The implementation of the Second Payment Services Directive (PSD2) in form of German Zahlungsdiensteaufsichtsgesetz (ZAG – Payment Services Oversight Act) required a number of adjustments in payment services as of January 2018. Exempted from the regulation were those payment services within a group of affiliated companies (so called intra group exemption or intra group privilege). The exemption covered all “payments and related services within a group of companies or between members of a trade cooperative in the credit economy.” Enterprises thus created respective domiciles. Commonly known as payment factories, these operated all payments of member companies and passed on the cash to the relevant accounts. So far the general practice pursuant to the wording.
In the course of implementation of PSD2, Germany’s Federal Financial Supervisory Authority (BaFin) reconsidered this intra group exemption in favor of a stricter interpretation issued in its ZAG explanatory note.
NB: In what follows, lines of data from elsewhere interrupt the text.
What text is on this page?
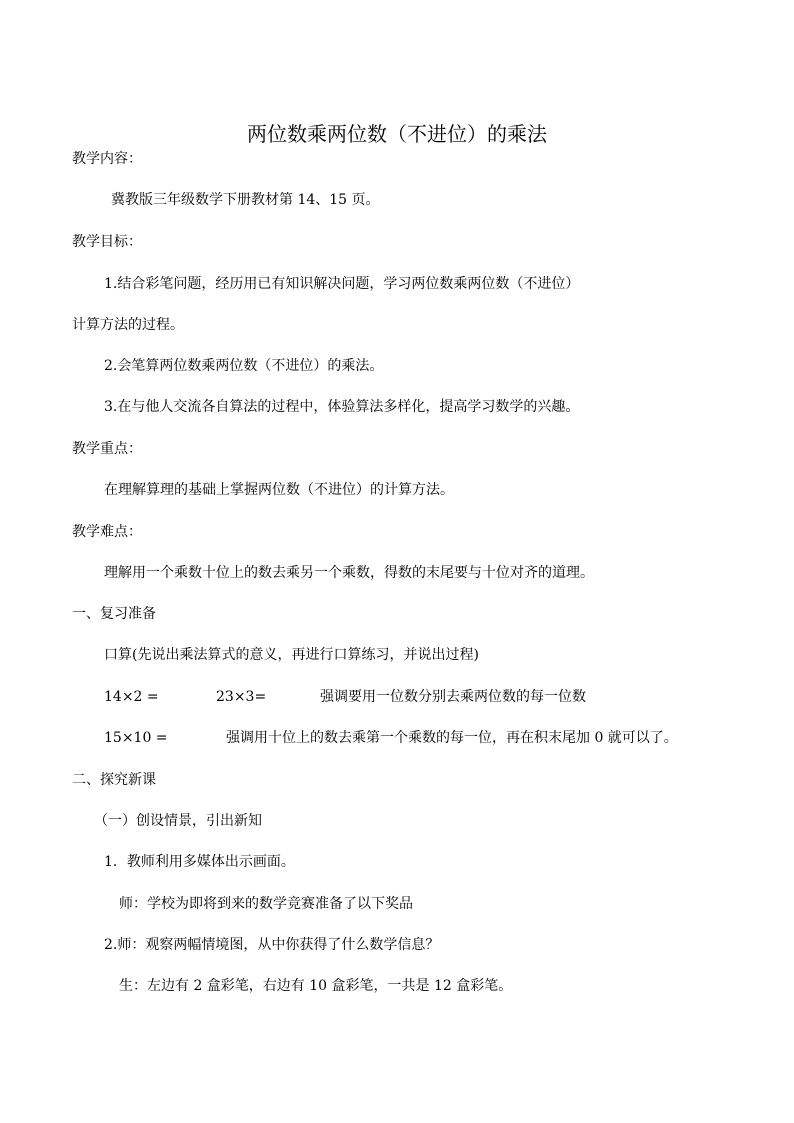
两位数乘两位数（不进位）的乘法
教学内容：
冀教版三年级数学下册教材第 14、15 页。
教学目标：
1.结合彩笔问题，经历用已有知识解决问题，学习两位数乘两位数（不进位）
计算方法的过程。
2.会笔算两位数乘两位数（不进位）的乘法。
3.在与他人交流各自算法的过程中，体验算法多样化，提高学习数学的兴趣。
教学重点：
在理解算理的基础上掌握两位数（不进位）的计算方法。
教学难点：
理解用一个乘数十位上的数去乘另一个乘数，得数的末尾要与十位对齐的道理。
一、复习准备
口算(先说出乘法算式的意义，再进行口算练习，并说出过程)
14×2 =	23×3=	强调要用一位数分别去乘两位数的每一位数
15×10 =	强调用十位上的数去乘第一个乘数的每一位，再在积末尾加 0 就可以了。
二、探究新课
（一）创设情景，引出新知
1．教师利用多媒体出示画面。
师：学校为即将到来的数学竞赛准备了以下奖品
2.师：观察两幅情境图，从中你获得了什么数学信息？
生：左边有 2 盒彩笔，右边有 10 盒彩笔，一共是 12 盒彩笔。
BaFin suggested to consider only payments between group members to qualify for the privilege, but argued all ‘payments “into the group” or “out of the group” do not find support in the regulation’s wording.’ To enforce this strict interpretation would have meant a regular application for payment services licenses for these payment factories. This stirred broad scale opposition from practitioners.
Coordinated efforts among interest groups and business associations established a dialogue with BaFin noting the substantial economic impact as well as BaFin’s concern for effective anti-money laundering regulation. The exchange proved successful and adhering to certain precautions, the intra group exemption is to remain as is covering all payments of a group of companies and no licence requirement for centralised cash management. The precautions for intra group payment services include suitable contracts and a comprehensive documentation of all payments. The groups are to develop standards, processes and monitoring systems to effectively satisfy legal requirements including (but not limited to) money laundering prevention. Internal control and compliance systems must be implemented which make all these efforts reproducible and transparent for third parties as well as sustainably correct any potential irregularities of these standards.
The trend to centralise a group’s cash management may continue in Germany. BaFin and business associations remain in active dialogue on all outstanding related issues (e.g. centralised purchasing). In the course of these dialogues BaFin does not feel a necessity to act against the domiciles, but at the same time does not see a need to revisit the ZAG explanatory note.